Please help me decide!

Cora5Cora5 Member Posts: 31 ■■□□□□□□□□
Hi All,

I have been studying for the CISSP since May of this year and recently have decided to try for the CISA exam in December. I'd say that I am about 70% ready to take the CISSP exam but it can wait for now. I want to get a gauge of how long it has taken most folks to study for the CISA exam.

My background is in IT Security and I do have some audit experience. I just want to make sure I'm making the right decision. I am unemployed right now and most positions are requiring a certification which I do not have. Thank you in advance to all that respond.


  • matthew2012matthew2012 Member Posts: 47 ■■□□□□□□□□

    It's a hard decision, but it doesn't mean you have a job just bcoz you have a cert.
    For me, CISSP is harder than CISA, and so assuming you have general idea of CISSP (70% ready of CISSP can pass) and as you can have enough time to study (between jobs right now). I think the preparation can be completed within a Month (now you have 2 months) .

    Good Luck.
  • Cora5Cora5 Member Posts: 31 ■■□□□□□□□□

    Thank you for the reply. In hind-site it doesn't make much sense to stop studying for the CISSP and try for a different certification less than 90 days away. I'm frustrated right now with my job search, as I have been unemployed now going on a year and a half.

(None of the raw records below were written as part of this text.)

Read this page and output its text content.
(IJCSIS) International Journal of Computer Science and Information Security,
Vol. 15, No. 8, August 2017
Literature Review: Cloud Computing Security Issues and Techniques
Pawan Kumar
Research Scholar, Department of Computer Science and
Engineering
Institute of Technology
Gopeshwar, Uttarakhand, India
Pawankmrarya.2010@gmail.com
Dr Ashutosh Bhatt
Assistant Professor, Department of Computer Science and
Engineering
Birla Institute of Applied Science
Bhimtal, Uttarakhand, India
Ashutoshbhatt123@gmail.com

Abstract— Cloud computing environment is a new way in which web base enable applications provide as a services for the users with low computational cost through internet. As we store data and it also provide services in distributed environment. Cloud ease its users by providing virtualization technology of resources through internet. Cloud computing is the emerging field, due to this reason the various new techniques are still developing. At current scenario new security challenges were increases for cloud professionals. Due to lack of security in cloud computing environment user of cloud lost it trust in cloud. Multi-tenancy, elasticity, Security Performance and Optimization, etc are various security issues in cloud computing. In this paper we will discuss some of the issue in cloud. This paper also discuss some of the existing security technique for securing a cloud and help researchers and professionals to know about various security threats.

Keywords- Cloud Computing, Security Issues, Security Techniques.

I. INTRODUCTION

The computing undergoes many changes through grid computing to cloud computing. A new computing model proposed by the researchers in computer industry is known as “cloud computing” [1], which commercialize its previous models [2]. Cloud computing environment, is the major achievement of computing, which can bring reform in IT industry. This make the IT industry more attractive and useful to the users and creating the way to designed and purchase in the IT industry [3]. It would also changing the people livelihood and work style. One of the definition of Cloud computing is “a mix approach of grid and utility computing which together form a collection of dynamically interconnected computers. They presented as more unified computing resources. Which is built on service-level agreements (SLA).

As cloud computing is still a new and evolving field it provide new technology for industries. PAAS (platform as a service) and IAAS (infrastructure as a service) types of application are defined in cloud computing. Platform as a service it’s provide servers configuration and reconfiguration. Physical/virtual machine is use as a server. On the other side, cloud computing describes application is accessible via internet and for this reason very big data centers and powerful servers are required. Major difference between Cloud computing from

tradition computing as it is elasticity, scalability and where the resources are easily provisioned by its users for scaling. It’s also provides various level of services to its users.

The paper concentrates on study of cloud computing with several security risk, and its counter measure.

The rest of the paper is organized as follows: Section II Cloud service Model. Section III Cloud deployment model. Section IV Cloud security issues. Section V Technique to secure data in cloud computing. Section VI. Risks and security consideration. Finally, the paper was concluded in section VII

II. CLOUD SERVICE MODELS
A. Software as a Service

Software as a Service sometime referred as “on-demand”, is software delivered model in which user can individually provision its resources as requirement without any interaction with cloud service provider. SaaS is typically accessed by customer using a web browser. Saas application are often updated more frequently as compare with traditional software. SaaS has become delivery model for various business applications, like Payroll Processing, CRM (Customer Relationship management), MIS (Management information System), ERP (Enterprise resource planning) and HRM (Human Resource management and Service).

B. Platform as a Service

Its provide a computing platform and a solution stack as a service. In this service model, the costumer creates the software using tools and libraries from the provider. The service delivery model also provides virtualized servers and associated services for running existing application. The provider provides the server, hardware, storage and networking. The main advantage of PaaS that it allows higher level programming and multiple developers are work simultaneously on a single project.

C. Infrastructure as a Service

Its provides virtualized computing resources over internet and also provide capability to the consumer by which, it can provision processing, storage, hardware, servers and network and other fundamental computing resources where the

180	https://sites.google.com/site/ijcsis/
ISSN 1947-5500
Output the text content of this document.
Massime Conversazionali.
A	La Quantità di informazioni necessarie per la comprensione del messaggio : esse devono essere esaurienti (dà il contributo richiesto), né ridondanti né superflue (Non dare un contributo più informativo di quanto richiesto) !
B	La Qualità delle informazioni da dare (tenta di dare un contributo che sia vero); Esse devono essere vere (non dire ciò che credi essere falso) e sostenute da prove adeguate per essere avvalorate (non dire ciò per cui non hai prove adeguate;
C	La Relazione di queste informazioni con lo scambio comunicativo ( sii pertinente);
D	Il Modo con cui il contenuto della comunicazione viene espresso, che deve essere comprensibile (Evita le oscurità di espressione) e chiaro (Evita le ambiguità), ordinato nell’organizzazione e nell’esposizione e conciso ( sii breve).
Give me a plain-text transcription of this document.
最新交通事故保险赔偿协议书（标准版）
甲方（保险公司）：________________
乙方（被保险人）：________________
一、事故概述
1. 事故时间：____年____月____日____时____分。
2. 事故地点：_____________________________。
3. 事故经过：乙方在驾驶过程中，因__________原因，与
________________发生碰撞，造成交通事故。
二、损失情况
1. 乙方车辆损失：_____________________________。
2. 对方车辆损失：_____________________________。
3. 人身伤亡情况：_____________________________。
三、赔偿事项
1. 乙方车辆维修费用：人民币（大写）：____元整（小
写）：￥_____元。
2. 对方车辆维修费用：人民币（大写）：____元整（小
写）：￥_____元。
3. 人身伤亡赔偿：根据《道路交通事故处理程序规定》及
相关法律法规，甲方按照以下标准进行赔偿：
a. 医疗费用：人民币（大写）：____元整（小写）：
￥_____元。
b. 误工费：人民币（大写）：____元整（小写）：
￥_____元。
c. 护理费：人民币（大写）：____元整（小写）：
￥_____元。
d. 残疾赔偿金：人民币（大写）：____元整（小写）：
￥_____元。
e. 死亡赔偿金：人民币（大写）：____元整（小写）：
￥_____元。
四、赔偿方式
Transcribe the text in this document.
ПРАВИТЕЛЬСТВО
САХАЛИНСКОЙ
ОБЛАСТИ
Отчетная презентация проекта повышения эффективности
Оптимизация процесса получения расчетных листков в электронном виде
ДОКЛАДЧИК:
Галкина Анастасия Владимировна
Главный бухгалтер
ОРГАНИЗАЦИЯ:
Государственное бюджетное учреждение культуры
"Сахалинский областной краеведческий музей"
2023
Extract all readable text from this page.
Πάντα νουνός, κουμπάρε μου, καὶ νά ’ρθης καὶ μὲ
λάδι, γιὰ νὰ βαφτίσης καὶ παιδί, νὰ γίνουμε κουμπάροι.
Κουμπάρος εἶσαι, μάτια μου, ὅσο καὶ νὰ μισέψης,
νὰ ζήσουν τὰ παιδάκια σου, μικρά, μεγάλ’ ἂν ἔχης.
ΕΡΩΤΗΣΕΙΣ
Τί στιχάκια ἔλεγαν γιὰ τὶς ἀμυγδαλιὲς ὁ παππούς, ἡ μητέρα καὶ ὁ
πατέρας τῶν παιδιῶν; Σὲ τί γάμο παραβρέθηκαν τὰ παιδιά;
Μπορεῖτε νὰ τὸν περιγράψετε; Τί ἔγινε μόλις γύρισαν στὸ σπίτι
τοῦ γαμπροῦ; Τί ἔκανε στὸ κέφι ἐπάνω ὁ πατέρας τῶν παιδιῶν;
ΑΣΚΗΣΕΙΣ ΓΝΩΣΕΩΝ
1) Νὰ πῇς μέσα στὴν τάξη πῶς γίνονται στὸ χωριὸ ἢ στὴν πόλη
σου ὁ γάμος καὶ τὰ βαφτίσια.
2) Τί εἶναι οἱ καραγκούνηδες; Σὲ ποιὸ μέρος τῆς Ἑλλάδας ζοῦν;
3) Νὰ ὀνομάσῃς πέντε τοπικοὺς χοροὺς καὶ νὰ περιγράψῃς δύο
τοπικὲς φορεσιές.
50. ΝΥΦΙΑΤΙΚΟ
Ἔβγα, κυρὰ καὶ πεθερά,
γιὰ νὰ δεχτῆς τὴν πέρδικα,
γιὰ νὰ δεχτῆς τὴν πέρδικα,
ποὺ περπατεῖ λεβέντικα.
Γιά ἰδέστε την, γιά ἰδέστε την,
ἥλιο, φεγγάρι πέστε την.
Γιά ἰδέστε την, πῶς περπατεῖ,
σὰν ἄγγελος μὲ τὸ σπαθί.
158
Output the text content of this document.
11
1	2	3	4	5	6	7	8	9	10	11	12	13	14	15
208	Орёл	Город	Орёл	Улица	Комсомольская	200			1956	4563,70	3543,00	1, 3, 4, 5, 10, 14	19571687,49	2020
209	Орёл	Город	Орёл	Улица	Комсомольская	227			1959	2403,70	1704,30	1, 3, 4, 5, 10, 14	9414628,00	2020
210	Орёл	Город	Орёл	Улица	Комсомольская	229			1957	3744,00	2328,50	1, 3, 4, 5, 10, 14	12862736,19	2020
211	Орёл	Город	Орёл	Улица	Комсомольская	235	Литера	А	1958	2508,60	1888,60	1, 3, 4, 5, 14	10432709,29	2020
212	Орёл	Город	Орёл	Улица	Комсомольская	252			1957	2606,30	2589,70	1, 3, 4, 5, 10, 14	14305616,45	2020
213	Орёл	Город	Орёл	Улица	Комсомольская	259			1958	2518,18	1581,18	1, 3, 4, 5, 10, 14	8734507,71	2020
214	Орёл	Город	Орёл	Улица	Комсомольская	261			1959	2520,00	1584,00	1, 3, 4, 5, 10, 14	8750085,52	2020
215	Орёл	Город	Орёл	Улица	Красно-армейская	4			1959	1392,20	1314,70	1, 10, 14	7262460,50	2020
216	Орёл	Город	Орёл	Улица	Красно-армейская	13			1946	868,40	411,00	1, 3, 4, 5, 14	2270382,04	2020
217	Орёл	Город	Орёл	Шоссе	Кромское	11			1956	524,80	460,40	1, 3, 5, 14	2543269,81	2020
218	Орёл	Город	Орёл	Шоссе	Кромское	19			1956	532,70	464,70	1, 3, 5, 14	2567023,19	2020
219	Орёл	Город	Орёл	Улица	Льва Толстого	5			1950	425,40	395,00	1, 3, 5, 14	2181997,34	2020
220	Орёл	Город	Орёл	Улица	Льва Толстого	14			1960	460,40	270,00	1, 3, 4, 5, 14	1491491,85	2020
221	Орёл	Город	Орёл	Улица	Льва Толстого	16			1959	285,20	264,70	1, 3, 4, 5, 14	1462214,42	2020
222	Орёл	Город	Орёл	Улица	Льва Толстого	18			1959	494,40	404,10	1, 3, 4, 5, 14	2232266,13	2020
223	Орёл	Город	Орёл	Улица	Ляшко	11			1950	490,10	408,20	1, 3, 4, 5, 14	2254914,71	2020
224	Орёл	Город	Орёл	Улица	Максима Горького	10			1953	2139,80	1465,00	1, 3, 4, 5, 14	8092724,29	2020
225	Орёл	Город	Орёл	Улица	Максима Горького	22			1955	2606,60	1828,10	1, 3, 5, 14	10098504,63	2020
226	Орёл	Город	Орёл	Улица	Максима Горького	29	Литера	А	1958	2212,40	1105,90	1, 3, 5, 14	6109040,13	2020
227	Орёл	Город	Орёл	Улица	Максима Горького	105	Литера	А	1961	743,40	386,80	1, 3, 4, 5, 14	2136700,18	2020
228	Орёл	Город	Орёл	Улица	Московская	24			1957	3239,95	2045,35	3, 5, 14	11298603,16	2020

    I have over 10 years experience in IT Security along with a bachelors degree. I do realize the importance of having the certifications but for an employer to trump years of experience and education for a certification is crazy to me. I'm probably over thinking this but after reviewing the ISACA website I didn't realize that they only test twice a year. So for me getting the CISA certification before the end of the year is crucial. I've been lurking around in the forums here and have read that some people took far less time to prepare for the CISA verses the CISSP.
  • wikigetwikiget Member Posts: 75 ■■□□□□□□□□
    It's not a matter of what trumps what. The first person to look at a resume is almost always HR. HR has no idea what they are looking at, so they just sort by what's important. Thanks to the (ISC)2 promotional machine over the last 9 years, most HR departments are told that the interviewees must have, "CISSP or better qualifications". HR, not knowing what a CISSP is, just puts "CISSP" in their resume search engine and send the results to the Tech department.

    This makes CISSP a "check-down" for security positions. Even though there are many certifications that prove qualifications better, you are going to be over looked if you don't have it.

    Personally, I have refused to get the cert. I have personal hang-ups with both (ISC)2 and CISSP. Although it has caused issues in the past, I have learned to overcome the HR issue and still get hired. I wouldn't tell anyone else to go my route though.
    "Once upon a time, disks were floppy, administrators were electricians and computers were louder then jets. Then it all got complicated." -Anon

    Life of a Network Security Manager:
  • Experienced_and_TestedExperienced_and_Tested Member Posts: 30 ■■□□□□□□□□
    I took the CISSP in May and passed. After a short break, I started studying for the CISA and found that a lot of the information is the same although it may be asked from a different angle.

    I have 32 years of I.T. experience and many certs over the years (probably a dozen or so). I always debate my co-workers over the value of the certs. The folks who belittle the certs, I find, are often the ones who just don't want to buckle down and study. I have worked with many people who had no certs but really knew their stuff. On the other hand we've all known people who were well certified that didn't know anything...don't be one of them. Make sure you know your stuff and is certified to prove it to future employers. Then display it proudly.